Si è osservato che durante la prima infezione o all’ esposizione di antigeni estranei, sono prodotti gli anticorpi IgG che proteggono a lungo termine contro i microrganismi. In chi ha un sistema immunitario normale , la produzione di IgG è sufficiente a prevenire una nuova infezione.
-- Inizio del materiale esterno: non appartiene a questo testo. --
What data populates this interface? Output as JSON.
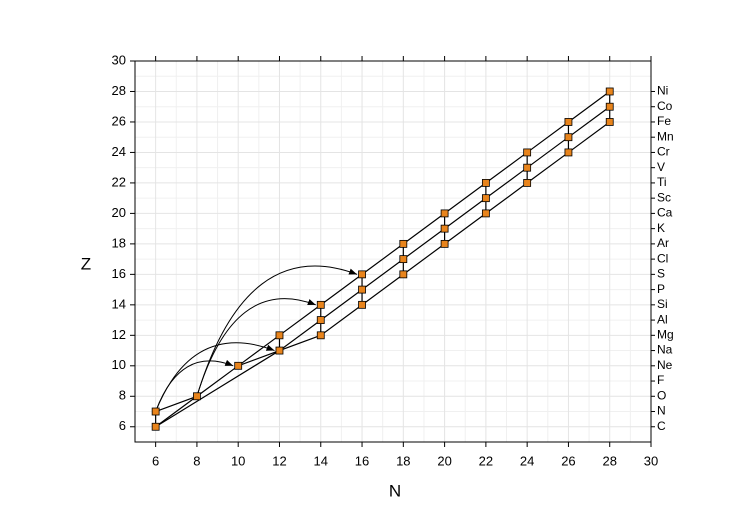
{
  "chart_data": {
    "type": "network",
    "xlabel": "N",
    "ylabel": "Z",
    "xlim": [
      5,
      30
    ],
    "ylim": [
      5,
      30
    ],
    "xticks": [
      6,
      8,
      10,
      12,
      14,
      16,
      18,
      20,
      22,
      24,
      26,
      28,
      30
    ],
    "yticks": [
      6,
      8,
      10,
      12,
      14,
      16,
      18,
      20,
      22,
      24,
      26,
      28,
      30
    ],
    "y2lim": [
      5,
      30
    ],
    "y2ticks": [
      {
        "value": 6,
        "label": "C"
      },
      {
        "value": 7,
        "label": "N"
      },
      {
        "value": 8,
        "label": "O"
      },
      {
        "value": 9,
        "label": "F"
      },
      {
        "value": 10,
        "label": "Ne"
      },
      {
        "value": 11,
        "label": "Na"
      },
      {
        "value": 12,
        "label": "Mg"
      },
      {
        "value": 13,
        "label": "Al"
      },
      {
        "value": 14,
        "label": "Si"
      },
      {
        "value": 15,
        "label": "P"
      },
      {
        "value": 16,
        "label": "S"
      },
      {
        "value": 17,
        "label": "Cl"
      },
      {
        "value": 18,
        "label": "Ar"
      },
      {
        "value": 19,
        "label": "K"
      },
      {
        "value": 20,
        "label": "Ca"
      },
      {
        "value": 21,
        "label": "Sc"
      },
      {
        "value": 22,
        "label": "Ti"
      },
      {
        "value": 23,
        "label": "V"
      },
      {
        "value": 24,
        "label": "Cr"
      },
      {
        "value": 25,
        "label": "Mn"
      },
      {
        "value": 26,
        "label": "Fe"
      },
      {
        "value": 27,
        "label": "Co"
      },
      {
        "value": 28,
        "label": "Ni"
      }
    ],
    "grid": true,
    "minor_grid": true,
    "line_color": "#000000",
    "lines": [
      {
        "x": [
          6,
          8,
          10,
          12,
          14,
          16,
          18,
          20,
          22,
          24,
          26,
          28
        ],
        "y": [
          7,
          8,
          10,
          12,
          14,
          16,
          18,
          20,
          22,
          24,
          26,
          28
        ]
      },
      {
        "x": [
          6,
          8
        ],
        "y": [
          6,
          8
        ]
      },
      {
        "x": [
          10,
          12,
          14,
          16,
          18,
          20,
          22,
          24,
          26,
          28
        ],
        "y": [
          10,
          11,
          13,
          15,
          17,
          19,
          21,
          23,
          25,
          27
        ]
      },
      {
        "x": [
          6,
          12,
          14,
          16,
          18,
          20,
          22,
          24,
          26,
          28
        ],
        "y": [
          6,
          11,
          12,
          14,
          16,
          18,
          20,
          22,
          24,
          26
        ]
      },
      {
        "x": [
          6,
          6
        ],
        "y": [
          6,
          7
        ]
      },
      {
        "x": [
          12,
          12
        ],
        "y": [
          11,
          12
        ]
      },
      {
        "x": [
          14,
          14
        ],
        "y": [
          12,
          14
        ]
      },
      {
        "x": [
          16,
          16
        ],
        "y": [
          14,
          16
        ]
      },
      {
        "x": [
          18,
          18
        ],
        "y": [
          16,
          18
        ]
      },
      {
        "x": [
          20,
          20
        ],
        "y": [
          18,
          20
        ]
      },
      {
        "x": [
          22,
          22
        ],
        "y": [
          20,
          22
        ]
      },
      {
        "x": [
          24,
          24
        ],
        "y": [
          22,
          24
        ]
      },
      {
        "x": [
          26,
          26
        ],
        "y": [
          24,
          26
        ]
      },
      {
        "x": [
          28,
          28
        ],
        "y": [
          26,
          28
        ]
      }
    ],
    "arrows": [
      {
        "from": [
          6,
          7
        ],
        "to": [
          10,
          10
        ]
      },
      {
        "from": [
          6,
          7
        ],
        "to": [
          12,
          11
        ]
      },
      {
        "from": [
          8,
          8
        ],
        "to": [
          14,
          14
        ]
      },
      {
        "from": [
          8,
          8
        ],
        "to": [
          16,
          16
        ]
      }
    ],
    "point_color": "#e8841c",
    "points": {
      "x": [
        6,
        6,
        8,
        10,
        12,
        12,
        14,
        14,
        14,
        16,
        16,
        16,
        18,
        18,
        18,
        20,
        20,
        20,
        22,
        22,
        22,
        24,
        24,
        24,
        26,
        26,
        26,
        28,
        28,
        28
      ],
      "y": [
        6,
        7,
        8,
        10,
        11,
        12,
        12,
        13,
        14,
        14,
        15,
        16,
        16,
        17,
        18,
        18,
        19,
        20,
        20,
        21,
        22,
        22,
        23,
        24,
        24,
        25,
        26,
        26,
        27,
        28
      ]
    }
  }
}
Essa comincia quando termina invece la produzione di Igm, gli anticorpi che si attivano immediatamente quando l’organismo entra a contatto con una nuova infezione o un antigene estraneo, dando quindi una protezione per un periodo breve. È importante dunque che lo studio abbia trovato gli anticorpi deputati alla protezione più duratura

La notizia è stata definita dall’ immunologo Guido Silvestri una “megapillola di ottimismo”. Infatti, lo studio condotto in Cina sembra confermare che “il nostro sistema immunitario monta una risposta anticorpale contro il virus ha dichiarato l’immunologo – risposta che con tutta probabilità, basandosi sui precedenti di Sars-1 e Mers oltre che sui modelli animali di infezione da Coronavirus, protegge dalla reinfezione o almeno dal ritorno della malattia. Non possiamo sapere quanto dura questa risposta – conclude Silvestri – ma i precedenti con virus simili suggeriscono che dovrebbe durare almeno 12-24 mesi”.